4.1    In accordance with section 7 of the Act, the Commission makes a determination in favour of AERgO International Pty Limited, allocating 45 tonnes of freight capacity per week on the Papua New Guinea route in accordance with the Australia – Papua New Guinea air services arrangements. 

4.2    The determination is valid for three years from the date of issue.

4.3    The determination is subject to the following conditions:

(a)    AERgO International Pty Limited is required to fully utilise the capacity no later than 27 March 2024, or from such other date approved by the Commission.

(b)    Only AERgO International Pty Limited is permitted to use the capacity. 

(c)    AERgO International Pty Limited is not permitted to utilise the capacity to provide services jointly with another Australian carrier or any other person unless approved by the Commission.

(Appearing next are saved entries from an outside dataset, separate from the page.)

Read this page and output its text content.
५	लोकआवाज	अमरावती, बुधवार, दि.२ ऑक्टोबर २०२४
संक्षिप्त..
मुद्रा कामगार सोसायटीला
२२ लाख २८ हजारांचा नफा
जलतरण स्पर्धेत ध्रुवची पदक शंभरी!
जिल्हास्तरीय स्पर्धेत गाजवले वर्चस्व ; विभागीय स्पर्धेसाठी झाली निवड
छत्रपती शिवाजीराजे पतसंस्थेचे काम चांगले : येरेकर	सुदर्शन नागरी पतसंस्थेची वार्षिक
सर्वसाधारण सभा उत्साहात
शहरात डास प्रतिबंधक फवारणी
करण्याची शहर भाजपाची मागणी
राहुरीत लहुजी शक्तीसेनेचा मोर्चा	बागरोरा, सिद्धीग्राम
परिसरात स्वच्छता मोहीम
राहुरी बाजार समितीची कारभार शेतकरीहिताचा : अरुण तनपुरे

(d)    Changes in relation to the ownership and control of AERgO International Pty Limited are permitted except to the extent that any change:

  • results in the designation of the airline as an Australian carrier under the Australia – Papua New Guinea air services arrangements being withdrawn; or
  • has the effect that another Australian carrier, or a person (or group of persons) having substantial ownership or effective control of another Australian carrier, would take substantial ownership of AERgO International Pty Limited or be in a position to exercise effective control of AERgO International Pty Limited without the prior consent of the Commission.